Recovery (which includes return and renewal of health) is a re-gaining--regaining of a clear view. I do not say "seeing things as they are" and involve myself with the philosophers, though I might venture to say, "seeing things as we are (or were) meant to see them"--as things apart from ourselves. We need, in any case, to clean our windows; so that the things seen clearly may be freed from the drab blur of triteness or familiarity--from possessiveness. Of all faces, those of our familiares are the ones both most difficult to play fantastic tricks with, and most difficult really to see with fresh attention, perceiving their likeness and unlikeness: that they are faces, and yet unique faces. This triteness is really the penalty of "appropriation": the things that are trite, or (in a bad sense) familiar, are the things that we have appropriated, legally or mentally. We say we know them. They have become like the things which once attracted us by their glitter, or their colour, or their shape, and we laid hands upon them, and then locked them in our hoard, acquired them, and acquiring ceased to look at them.
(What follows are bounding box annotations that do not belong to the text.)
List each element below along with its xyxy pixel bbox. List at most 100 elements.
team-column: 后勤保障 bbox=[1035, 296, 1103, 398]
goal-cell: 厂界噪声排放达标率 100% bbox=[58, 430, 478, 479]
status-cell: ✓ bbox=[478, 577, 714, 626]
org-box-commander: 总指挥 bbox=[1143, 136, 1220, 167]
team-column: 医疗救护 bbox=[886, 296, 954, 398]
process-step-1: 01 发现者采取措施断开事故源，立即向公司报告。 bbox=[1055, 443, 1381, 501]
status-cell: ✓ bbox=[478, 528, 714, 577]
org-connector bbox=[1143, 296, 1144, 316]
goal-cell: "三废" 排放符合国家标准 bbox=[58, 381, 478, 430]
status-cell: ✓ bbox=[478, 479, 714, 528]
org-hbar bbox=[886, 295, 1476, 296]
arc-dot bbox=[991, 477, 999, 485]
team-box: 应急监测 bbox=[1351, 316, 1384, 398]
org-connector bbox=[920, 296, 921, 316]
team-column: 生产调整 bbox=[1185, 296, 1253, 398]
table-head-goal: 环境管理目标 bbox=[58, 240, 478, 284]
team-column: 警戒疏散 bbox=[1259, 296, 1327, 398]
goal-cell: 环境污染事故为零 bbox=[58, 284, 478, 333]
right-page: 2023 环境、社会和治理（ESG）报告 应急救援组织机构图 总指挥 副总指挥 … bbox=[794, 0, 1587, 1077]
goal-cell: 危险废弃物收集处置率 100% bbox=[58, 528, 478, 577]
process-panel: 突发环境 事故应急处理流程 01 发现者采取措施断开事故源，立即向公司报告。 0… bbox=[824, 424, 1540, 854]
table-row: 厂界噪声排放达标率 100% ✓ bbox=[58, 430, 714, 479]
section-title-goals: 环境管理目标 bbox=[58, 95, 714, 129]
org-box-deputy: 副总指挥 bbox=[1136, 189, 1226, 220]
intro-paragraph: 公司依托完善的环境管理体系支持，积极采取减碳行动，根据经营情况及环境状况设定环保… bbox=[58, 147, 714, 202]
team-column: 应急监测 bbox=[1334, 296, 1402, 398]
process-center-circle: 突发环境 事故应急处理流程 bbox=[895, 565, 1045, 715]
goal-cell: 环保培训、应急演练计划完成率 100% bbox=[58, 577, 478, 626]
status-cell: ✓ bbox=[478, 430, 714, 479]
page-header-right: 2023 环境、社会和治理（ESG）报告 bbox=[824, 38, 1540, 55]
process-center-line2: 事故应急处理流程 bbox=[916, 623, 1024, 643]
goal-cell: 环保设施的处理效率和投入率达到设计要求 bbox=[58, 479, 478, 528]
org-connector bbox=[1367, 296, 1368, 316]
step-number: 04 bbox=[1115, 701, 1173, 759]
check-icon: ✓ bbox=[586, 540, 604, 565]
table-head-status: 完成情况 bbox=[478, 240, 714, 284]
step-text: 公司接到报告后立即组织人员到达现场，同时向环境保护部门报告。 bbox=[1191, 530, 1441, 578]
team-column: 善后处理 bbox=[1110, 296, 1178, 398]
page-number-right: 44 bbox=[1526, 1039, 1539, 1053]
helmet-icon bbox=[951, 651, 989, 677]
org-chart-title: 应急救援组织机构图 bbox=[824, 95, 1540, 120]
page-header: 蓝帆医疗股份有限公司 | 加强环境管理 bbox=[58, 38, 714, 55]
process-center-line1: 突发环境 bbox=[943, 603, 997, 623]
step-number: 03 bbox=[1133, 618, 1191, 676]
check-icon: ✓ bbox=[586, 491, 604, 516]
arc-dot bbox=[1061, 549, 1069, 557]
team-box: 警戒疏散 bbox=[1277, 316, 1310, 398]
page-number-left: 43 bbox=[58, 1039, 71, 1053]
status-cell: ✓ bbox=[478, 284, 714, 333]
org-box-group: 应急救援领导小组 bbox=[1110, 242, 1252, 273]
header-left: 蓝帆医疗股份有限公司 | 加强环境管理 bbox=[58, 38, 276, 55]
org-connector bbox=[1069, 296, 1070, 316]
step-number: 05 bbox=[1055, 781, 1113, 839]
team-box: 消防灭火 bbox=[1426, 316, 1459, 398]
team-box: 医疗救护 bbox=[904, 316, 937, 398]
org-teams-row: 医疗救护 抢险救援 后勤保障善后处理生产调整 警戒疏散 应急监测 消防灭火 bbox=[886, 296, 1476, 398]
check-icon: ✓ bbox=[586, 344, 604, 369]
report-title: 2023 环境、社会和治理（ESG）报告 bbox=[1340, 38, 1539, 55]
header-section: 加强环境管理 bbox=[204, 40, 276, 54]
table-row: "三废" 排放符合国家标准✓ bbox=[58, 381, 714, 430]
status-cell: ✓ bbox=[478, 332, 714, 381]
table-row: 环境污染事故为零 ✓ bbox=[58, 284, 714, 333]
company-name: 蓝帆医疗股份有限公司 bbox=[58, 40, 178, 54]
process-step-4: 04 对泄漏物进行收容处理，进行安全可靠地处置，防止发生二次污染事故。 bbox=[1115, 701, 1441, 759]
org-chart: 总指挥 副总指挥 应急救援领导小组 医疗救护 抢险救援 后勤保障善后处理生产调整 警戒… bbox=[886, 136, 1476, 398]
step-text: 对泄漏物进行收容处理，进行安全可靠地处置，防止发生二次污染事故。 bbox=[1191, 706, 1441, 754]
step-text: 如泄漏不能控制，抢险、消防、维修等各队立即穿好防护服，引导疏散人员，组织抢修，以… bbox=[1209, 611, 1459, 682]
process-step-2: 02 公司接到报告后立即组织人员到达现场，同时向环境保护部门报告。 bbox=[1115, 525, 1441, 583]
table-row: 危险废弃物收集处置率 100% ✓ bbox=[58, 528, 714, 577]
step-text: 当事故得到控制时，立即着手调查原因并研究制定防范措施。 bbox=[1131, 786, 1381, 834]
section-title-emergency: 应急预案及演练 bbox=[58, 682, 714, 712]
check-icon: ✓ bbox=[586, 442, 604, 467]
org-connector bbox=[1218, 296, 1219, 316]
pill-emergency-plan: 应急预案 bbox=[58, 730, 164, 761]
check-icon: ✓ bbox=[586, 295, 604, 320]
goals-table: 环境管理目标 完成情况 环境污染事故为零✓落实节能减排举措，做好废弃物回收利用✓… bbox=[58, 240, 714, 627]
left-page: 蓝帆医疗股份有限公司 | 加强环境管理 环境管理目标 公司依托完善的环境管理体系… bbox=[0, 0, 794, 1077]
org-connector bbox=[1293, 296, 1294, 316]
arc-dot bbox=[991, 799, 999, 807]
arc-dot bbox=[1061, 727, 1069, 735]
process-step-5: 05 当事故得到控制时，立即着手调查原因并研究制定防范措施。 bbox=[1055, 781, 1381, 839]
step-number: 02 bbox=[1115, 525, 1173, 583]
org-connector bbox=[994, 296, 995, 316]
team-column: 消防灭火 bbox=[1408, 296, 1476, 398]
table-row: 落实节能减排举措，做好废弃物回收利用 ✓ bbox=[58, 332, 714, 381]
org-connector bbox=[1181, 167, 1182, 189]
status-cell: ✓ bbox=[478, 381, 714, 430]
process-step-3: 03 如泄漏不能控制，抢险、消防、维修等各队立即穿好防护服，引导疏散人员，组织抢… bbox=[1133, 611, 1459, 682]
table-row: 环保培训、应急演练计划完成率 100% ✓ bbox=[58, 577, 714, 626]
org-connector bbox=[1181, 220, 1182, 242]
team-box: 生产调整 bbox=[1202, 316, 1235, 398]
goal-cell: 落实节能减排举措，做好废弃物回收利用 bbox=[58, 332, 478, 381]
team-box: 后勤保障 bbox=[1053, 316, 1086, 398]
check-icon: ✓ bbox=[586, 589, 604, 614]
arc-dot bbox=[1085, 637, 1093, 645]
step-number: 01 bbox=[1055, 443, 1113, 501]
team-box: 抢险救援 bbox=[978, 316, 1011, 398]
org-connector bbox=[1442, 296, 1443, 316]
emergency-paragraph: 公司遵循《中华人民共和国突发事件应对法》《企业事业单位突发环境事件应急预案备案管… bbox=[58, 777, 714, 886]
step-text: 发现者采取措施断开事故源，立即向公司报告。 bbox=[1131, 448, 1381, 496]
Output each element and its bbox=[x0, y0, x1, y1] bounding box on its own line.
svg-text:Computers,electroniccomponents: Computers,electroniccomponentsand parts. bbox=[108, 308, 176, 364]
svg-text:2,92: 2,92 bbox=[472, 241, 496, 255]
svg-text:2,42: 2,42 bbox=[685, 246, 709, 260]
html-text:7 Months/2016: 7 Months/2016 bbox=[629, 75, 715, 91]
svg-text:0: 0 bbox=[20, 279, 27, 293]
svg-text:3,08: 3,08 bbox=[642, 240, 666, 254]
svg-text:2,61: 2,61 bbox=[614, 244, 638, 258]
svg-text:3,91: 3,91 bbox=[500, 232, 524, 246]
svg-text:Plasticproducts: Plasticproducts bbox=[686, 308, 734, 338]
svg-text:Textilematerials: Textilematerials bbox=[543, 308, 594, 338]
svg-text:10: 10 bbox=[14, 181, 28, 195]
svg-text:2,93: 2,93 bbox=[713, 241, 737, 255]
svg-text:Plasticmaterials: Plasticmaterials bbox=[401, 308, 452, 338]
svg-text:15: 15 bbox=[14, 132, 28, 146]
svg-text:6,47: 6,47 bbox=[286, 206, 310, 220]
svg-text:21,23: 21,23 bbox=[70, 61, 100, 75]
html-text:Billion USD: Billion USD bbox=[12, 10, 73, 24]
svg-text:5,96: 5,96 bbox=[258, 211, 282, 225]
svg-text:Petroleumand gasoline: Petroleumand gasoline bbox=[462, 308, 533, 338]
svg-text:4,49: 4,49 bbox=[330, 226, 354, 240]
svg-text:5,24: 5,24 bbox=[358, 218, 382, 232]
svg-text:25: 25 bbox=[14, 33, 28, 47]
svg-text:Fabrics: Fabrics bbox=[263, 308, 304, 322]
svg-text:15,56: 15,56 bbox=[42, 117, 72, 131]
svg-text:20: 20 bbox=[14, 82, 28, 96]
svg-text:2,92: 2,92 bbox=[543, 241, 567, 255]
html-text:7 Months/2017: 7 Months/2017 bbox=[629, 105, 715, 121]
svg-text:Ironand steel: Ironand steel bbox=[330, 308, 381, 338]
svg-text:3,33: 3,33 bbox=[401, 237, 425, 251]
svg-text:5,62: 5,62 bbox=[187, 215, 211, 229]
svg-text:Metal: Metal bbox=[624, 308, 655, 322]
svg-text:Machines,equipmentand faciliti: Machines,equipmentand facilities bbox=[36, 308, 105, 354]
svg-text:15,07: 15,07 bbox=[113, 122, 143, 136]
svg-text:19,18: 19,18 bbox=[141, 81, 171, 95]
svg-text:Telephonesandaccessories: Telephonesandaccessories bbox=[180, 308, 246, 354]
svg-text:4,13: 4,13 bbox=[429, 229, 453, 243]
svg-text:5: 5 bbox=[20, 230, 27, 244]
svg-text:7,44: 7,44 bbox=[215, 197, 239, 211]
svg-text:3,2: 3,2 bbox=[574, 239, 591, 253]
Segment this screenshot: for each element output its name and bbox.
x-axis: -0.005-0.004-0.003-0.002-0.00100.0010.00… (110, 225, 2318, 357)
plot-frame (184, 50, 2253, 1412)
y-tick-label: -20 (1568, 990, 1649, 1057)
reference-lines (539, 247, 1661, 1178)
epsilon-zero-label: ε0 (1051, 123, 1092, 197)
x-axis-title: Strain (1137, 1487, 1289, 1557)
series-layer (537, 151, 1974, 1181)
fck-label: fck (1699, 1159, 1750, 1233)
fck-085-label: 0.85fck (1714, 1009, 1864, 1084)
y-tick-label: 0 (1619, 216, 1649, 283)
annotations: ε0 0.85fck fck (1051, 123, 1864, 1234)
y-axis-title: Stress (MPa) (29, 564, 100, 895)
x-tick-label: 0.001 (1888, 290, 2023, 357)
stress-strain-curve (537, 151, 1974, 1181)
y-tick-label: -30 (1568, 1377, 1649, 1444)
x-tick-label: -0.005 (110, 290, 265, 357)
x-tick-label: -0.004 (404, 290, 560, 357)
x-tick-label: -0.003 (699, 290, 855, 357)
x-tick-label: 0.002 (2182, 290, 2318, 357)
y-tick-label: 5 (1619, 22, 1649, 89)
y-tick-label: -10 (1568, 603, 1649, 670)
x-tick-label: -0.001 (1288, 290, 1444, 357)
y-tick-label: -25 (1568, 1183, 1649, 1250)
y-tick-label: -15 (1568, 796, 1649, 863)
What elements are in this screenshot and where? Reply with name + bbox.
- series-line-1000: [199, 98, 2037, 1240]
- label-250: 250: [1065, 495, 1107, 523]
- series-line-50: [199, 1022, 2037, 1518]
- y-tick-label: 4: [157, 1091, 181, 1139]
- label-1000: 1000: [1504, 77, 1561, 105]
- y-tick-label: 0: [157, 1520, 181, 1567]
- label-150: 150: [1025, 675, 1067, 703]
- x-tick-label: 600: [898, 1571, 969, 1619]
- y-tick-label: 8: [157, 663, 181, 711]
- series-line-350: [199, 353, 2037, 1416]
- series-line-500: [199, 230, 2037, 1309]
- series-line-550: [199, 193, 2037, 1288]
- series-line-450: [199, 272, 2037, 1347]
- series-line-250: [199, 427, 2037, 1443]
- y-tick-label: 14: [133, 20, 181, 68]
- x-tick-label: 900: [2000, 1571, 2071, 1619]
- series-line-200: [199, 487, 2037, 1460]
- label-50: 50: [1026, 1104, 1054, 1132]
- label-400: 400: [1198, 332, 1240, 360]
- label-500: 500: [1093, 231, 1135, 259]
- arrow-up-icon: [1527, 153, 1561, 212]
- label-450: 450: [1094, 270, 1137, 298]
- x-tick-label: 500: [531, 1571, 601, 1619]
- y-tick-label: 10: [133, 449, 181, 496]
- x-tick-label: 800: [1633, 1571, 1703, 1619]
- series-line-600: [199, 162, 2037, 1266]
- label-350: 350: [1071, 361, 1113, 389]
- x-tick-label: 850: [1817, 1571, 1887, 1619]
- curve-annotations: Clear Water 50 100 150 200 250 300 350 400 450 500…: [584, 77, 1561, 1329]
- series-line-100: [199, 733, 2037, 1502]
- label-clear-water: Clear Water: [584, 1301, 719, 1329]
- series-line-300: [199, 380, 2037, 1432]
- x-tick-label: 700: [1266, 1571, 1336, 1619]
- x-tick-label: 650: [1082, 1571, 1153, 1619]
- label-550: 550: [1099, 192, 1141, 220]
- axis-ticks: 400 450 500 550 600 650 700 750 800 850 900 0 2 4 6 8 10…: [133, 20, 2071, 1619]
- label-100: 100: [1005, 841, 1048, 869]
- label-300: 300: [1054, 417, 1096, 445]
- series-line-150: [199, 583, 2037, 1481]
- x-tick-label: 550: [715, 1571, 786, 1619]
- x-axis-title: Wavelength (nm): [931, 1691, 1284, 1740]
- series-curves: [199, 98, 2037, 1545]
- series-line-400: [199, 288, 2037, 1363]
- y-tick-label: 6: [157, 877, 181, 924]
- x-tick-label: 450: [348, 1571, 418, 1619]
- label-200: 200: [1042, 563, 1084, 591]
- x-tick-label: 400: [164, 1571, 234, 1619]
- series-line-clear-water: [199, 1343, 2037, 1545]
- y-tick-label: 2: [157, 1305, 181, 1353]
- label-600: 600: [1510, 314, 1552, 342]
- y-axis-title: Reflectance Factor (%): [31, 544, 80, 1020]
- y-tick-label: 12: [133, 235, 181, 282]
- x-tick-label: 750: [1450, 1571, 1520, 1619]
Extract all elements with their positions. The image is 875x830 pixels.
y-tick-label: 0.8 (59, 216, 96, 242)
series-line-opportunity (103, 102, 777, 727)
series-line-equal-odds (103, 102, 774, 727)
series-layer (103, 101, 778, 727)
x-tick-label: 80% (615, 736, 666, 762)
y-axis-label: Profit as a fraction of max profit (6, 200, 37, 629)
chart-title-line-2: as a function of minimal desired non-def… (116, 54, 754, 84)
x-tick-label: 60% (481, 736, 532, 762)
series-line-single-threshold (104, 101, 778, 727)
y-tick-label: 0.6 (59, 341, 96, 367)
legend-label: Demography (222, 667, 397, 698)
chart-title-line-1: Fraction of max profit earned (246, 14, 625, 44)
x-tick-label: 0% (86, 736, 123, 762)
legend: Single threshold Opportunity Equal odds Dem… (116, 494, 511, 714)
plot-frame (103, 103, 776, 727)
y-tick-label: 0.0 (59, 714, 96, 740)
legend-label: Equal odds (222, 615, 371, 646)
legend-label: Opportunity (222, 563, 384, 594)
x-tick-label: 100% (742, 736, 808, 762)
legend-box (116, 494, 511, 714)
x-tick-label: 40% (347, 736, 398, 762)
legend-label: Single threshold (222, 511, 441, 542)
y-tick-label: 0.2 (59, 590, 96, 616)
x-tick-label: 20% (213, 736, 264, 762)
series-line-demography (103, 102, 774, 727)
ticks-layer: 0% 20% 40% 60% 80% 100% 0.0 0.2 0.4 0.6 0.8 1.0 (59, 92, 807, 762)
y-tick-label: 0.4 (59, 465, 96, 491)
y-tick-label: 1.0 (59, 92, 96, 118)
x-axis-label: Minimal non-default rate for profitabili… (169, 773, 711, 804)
...we all like astonishing tales because they touch the nerve of the ancient instinct of astonishment. This is proved by the fact that when we are very young children, we do not need fairy tales: we only need tales. Mere life is interesting enough. A child of seven is excited by being told that Tommy opened a door and saw a dragon. But a child of three is excited by being told that Tommy opened a door. Boys like romantic tales; but babies like realistic tales--because they find them romantic. ... This proves that even nursery tales only echo an almost pre-natal leap of interest and amazement. These tales say that apples were golden only to refresh the forgotten moment when we found that they were green. They make rivers run with wine only to make us remember, for one wild moment, that they run with water.
Fantasy is made out of the Primary World, but a good craftsman loves his material, and has a knowledge and feeling for clay, stone and wood which only the art of making can give. By the forging of Gram cold iron was revealed; by the making of Pegasus horses were enobled; in the Trees of the Sun and Moon root and stock, flower and fruit are manifested in glory.
And actually, fairy-stories deal largely, or (the better ones) mainly, with simple or fundamental things, untouched by Fantasy, but these simplicities are made all the more luminous by their setting. For the storymaker who allows himself to be "free with" Nature can be her lover not her slave. It was in fairy-stories that I first divined the potency of the words, and the wonder of the things, such as stone, and wood, and iron; tree and grass; house and fire; bread and wine.